Lookout, the mobile security company, has announced its Mobile App Advertising Guidelines: A Framework for Encouraging Innovation While Protecting Privacy. The Guidelines provide a framework to help app developers and ad providers (e.g. ad networks and ad exchanges) to "understand how they can explore new ad display techniques and access personal information while adhering to strong mobile privacy and user choice principles."Or what?
Or, Lookout will label those companies as adware due to their "reckless mobile ad practices." Lookout Chief Technology Officer Kevin Mahaffey told CNet "I think there are a lot of unknowns about what is acceptable behavior…. We want to fix this problem before it gets so big that it needs regulation."
As the company observes, a number of mobile ad providers have adopted aggressive behavior over the last year, including pushing out-of-app ads, changing browser and desktop settings, and accessing personally identifiable information without suitable notification or transparency. Based on Lookout’s analysis, more than 5% of free apps have included aggressive ad networks, affecting millions of increasingly annoyed people.
"People want to have confidence and trust that they’re not being compromised while on devices that have access to their most personal information," said Jules Polonetsky, Director and Co-Chair of the Future of Privacy Forum. "For many years, desktop users were plagued with programs that triggered pop-ups, added unwanted toolbars, and changed homepages. These guidelines make it clear, while mobile marketing business models and practices are still developing, some practices are out-of-bounds. That’s good news for both consumers and responsible businesses."
By equipping mobile advertisers and developers with clear privacy and user experience guidelines, Lookout claims to enable growth and innovation in mobile advertising, while protecting user privacy and increasing the trustworthiness of ads.
“Mobile has become the dominant computing platform in an incredibly short amount of time, changing the lives of people around the world and creating a booming economy for businesses and app developers.
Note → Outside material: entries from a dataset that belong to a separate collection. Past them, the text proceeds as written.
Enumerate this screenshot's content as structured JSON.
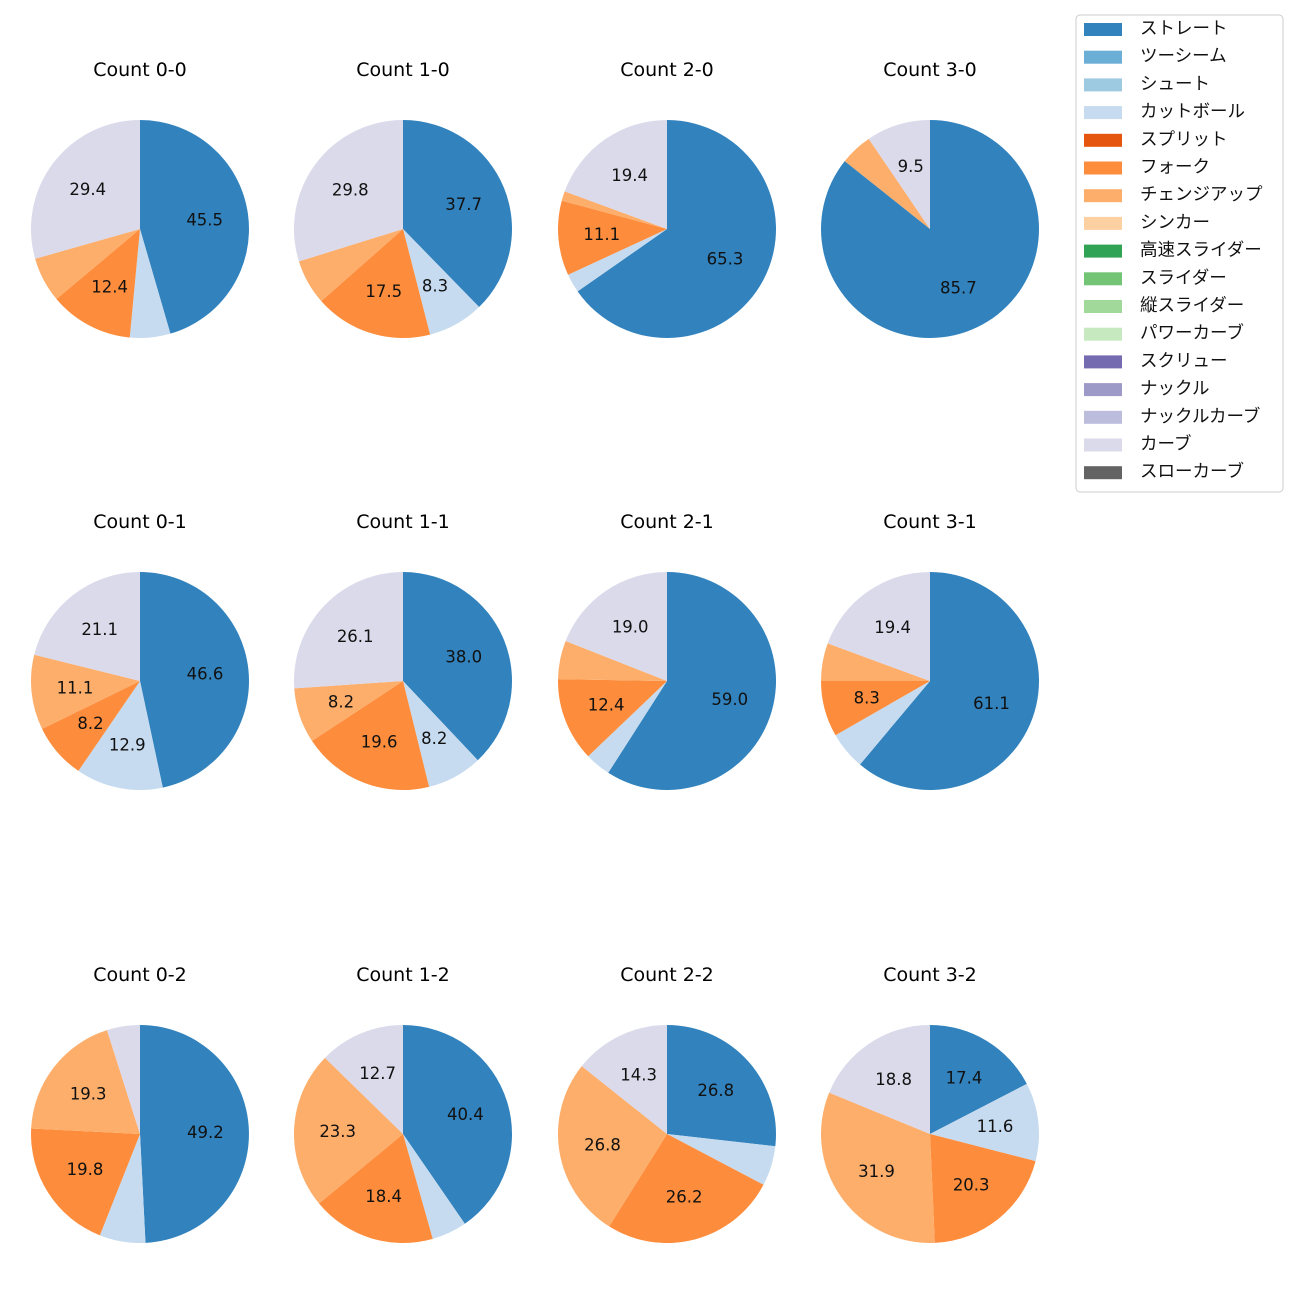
{
  "legend": {
    "placement": "top-right",
    "items": [
      {
        "name": "ストレート",
        "color": "#3182bd"
      },
      {
        "name": "ツーシーム",
        "color": "#6baed6"
      },
      {
        "name": "シュート",
        "color": "#9ecae1"
      },
      {
        "name": "カットボール",
        "color": "#c6dbef"
      },
      {
        "name": "スプリット",
        "color": "#e6550d"
      },
      {
        "name": "フォーク",
        "color": "#fd8d3c"
      },
      {
        "name": "チェンジアップ",
        "color": "#fdae6b"
      },
      {
        "name": "シンカー",
        "color": "#fdd0a2"
      },
      {
        "name": "高速スライダー",
        "color": "#31a354"
      },
      {
        "name": "スライダー",
        "color": "#74c476"
      },
      {
        "name": "縦スライダー",
        "color": "#a1d99b"
      },
      {
        "name": "パワーカーブ",
        "color": "#c7e9c0"
      },
      {
        "name": "スクリュー",
        "color": "#756bb1"
      },
      {
        "name": "ナックル",
        "color": "#9e9ac8"
      },
      {
        "name": "ナックルカーブ",
        "color": "#bcbddc"
      },
      {
        "name": "カーブ",
        "color": "#dadaeb"
      },
      {
        "name": "スローカーブ",
        "color": "#636363"
      }
    ]
  },
  "chart_data": [
    {
      "type": "pie",
      "title": "Count 0-0",
      "slices": [
        {
          "name": "ストレート",
          "value": 45.5,
          "label": "45.5"
        },
        {
          "name": "カットボール",
          "value": 6.0,
          "label": ""
        },
        {
          "name": "フォーク",
          "value": 12.4,
          "label": "12.4"
        },
        {
          "name": "チェンジアップ",
          "value": 6.7,
          "label": ""
        },
        {
          "name": "カーブ",
          "value": 29.4,
          "label": "29.4"
        }
      ]
    },
    {
      "type": "pie",
      "title": "Count 1-0",
      "slices": [
        {
          "name": "ストレート",
          "value": 37.7,
          "label": "37.7"
        },
        {
          "name": "カットボール",
          "value": 8.3,
          "label": "8.3"
        },
        {
          "name": "フォーク",
          "value": 17.5,
          "label": "17.5"
        },
        {
          "name": "チェンジアップ",
          "value": 6.7,
          "label": ""
        },
        {
          "name": "カーブ",
          "value": 29.8,
          "label": "29.8"
        }
      ]
    },
    {
      "type": "pie",
      "title": "Count 2-0",
      "slices": [
        {
          "name": "ストレート",
          "value": 65.3,
          "label": "65.3"
        },
        {
          "name": "カットボール",
          "value": 2.8,
          "label": ""
        },
        {
          "name": "フォーク",
          "value": 11.1,
          "label": "11.1"
        },
        {
          "name": "チェンジアップ",
          "value": 1.4,
          "label": ""
        },
        {
          "name": "カーブ",
          "value": 19.4,
          "label": "19.4"
        }
      ]
    },
    {
      "type": "pie",
      "title": "Count 3-0",
      "slices": [
        {
          "name": "ストレート",
          "value": 85.7,
          "label": "85.7"
        },
        {
          "name": "チェンジアップ",
          "value": 4.8,
          "label": ""
        },
        {
          "name": "カーブ",
          "value": 9.5,
          "label": "9.5"
        }
      ]
    },
    {
      "type": "pie",
      "title": "Count 0-1",
      "slices": [
        {
          "name": "ストレート",
          "value": 46.6,
          "label": "46.6"
        },
        {
          "name": "カットボール",
          "value": 12.9,
          "label": "12.9"
        },
        {
          "name": "フォーク",
          "value": 8.2,
          "label": "8.2"
        },
        {
          "name": "チェンジアップ",
          "value": 11.1,
          "label": "11.1"
        },
        {
          "name": "カーブ",
          "value": 21.1,
          "label": "21.1"
        }
      ]
    },
    {
      "type": "pie",
      "title": "Count 1-1",
      "slices": [
        {
          "name": "ストレート",
          "value": 38.0,
          "label": "38.0"
        },
        {
          "name": "カットボール",
          "value": 8.2,
          "label": "8.2"
        },
        {
          "name": "フォーク",
          "value": 19.6,
          "label": "19.6"
        },
        {
          "name": "チェンジアップ",
          "value": 8.2,
          "label": "8.2"
        },
        {
          "name": "カーブ",
          "value": 26.1,
          "label": "26.1"
        }
      ]
    },
    {
      "type": "pie",
      "title": "Count 2-1",
      "slices": [
        {
          "name": "ストレート",
          "value": 59.0,
          "label": "59.0"
        },
        {
          "name": "カットボール",
          "value": 3.8,
          "label": ""
        },
        {
          "name": "フォーク",
          "value": 12.4,
          "label": "12.4"
        },
        {
          "name": "チェンジアップ",
          "value": 5.7,
          "label": ""
        },
        {
          "name": "カーブ",
          "value": 19.0,
          "label": "19.0"
        }
      ]
    },
    {
      "type": "pie",
      "title": "Count 3-1",
      "slices": [
        {
          "name": "ストレート",
          "value": 61.1,
          "label": "61.1"
        },
        {
          "name": "カットボール",
          "value": 5.6,
          "label": ""
        },
        {
          "name": "フォーク",
          "value": 8.3,
          "label": "8.3"
        },
        {
          "name": "チェンジアップ",
          "value": 5.6,
          "label": ""
        },
        {
          "name": "カーブ",
          "value": 19.4,
          "label": "19.4"
        }
      ]
    },
    {
      "type": "pie",
      "title": "Count 0-2",
      "slices": [
        {
          "name": "ストレート",
          "value": 49.2,
          "label": "49.2"
        },
        {
          "name": "カットボール",
          "value": 6.8,
          "label": ""
        },
        {
          "name": "フォーク",
          "value": 19.8,
          "label": "19.8"
        },
        {
          "name": "チェンジアップ",
          "value": 19.3,
          "label": "19.3"
        },
        {
          "name": "カーブ",
          "value": 4.9,
          "label": ""
        }
      ]
    },
    {
      "type": "pie",
      "title": "Count 1-2",
      "slices": [
        {
          "name": "ストレート",
          "value": 40.4,
          "label": "40.4"
        },
        {
          "name": "カットボール",
          "value": 5.2,
          "label": ""
        },
        {
          "name": "フォーク",
          "value": 18.4,
          "label": "18.4"
        },
        {
          "name": "チェンジアップ",
          "value": 23.3,
          "label": "23.3"
        },
        {
          "name": "カーブ",
          "value": 12.7,
          "label": "12.7"
        }
      ]
    },
    {
      "type": "pie",
      "title": "Count 2-2",
      "slices": [
        {
          "name": "ストレート",
          "value": 26.8,
          "label": "26.8"
        },
        {
          "name": "カットボール",
          "value": 5.9,
          "label": ""
        },
        {
          "name": "フォーク",
          "value": 26.2,
          "label": "26.2"
        },
        {
          "name": "チェンジアップ",
          "value": 26.8,
          "label": "26.8"
        },
        {
          "name": "カーブ",
          "value": 14.3,
          "label": "14.3"
        }
      ]
    },
    {
      "type": "pie",
      "title": "Count 3-2",
      "slices": [
        {
          "name": "ストレート",
          "value": 17.4,
          "label": "17.4"
        },
        {
          "name": "カットボール",
          "value": 11.6,
          "label": "11.6"
        },
        {
          "name": "フォーク",
          "value": 20.3,
          "label": "20.3"
        },
        {
          "name": "チェンジアップ",
          "value": 31.9,
          "label": "31.9"
        },
        {
          "name": "カーブ",
          "value": 18.8,
          "label": "18.8"
        }
      ]
    }
  ]
}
In order for these great benefits to continue, everyone in the mobile ecosystem must respect individual privacy choices and hold user experience in the highest regard,” said Mahaffey.
These guidelines include the following requirements for ad providers:
- Provide comprehensive, readable privacy policies and related FAQs to their app publishing partners, making educated integration easier for app developers.
- Provide a conspicuous opt-in or opt-out for users within the mobile app if the ad network intends to access personal information like phone number, email, and name.
- Provide clear attribution to the host application for ads that appear out-of-app. In addition, ad providers that modify browser settings or add an icon to the mobile desktop must provide a readily available and actionable opt-in / opt-out mechanism to users before such behavior is triggered.
- Move away from using permanent, unchangeable device identifiers and move towards using independent and/or temporal device identifiers that provide the same level of functionality with respect to targeted advertising.
- Do not collect device identifiers that are tied to mobile subscriber identities, unless the collection of such identifiers enables a demonstrable feature or service for the user.
- Securely transport personal information, including device identifier data and personal information.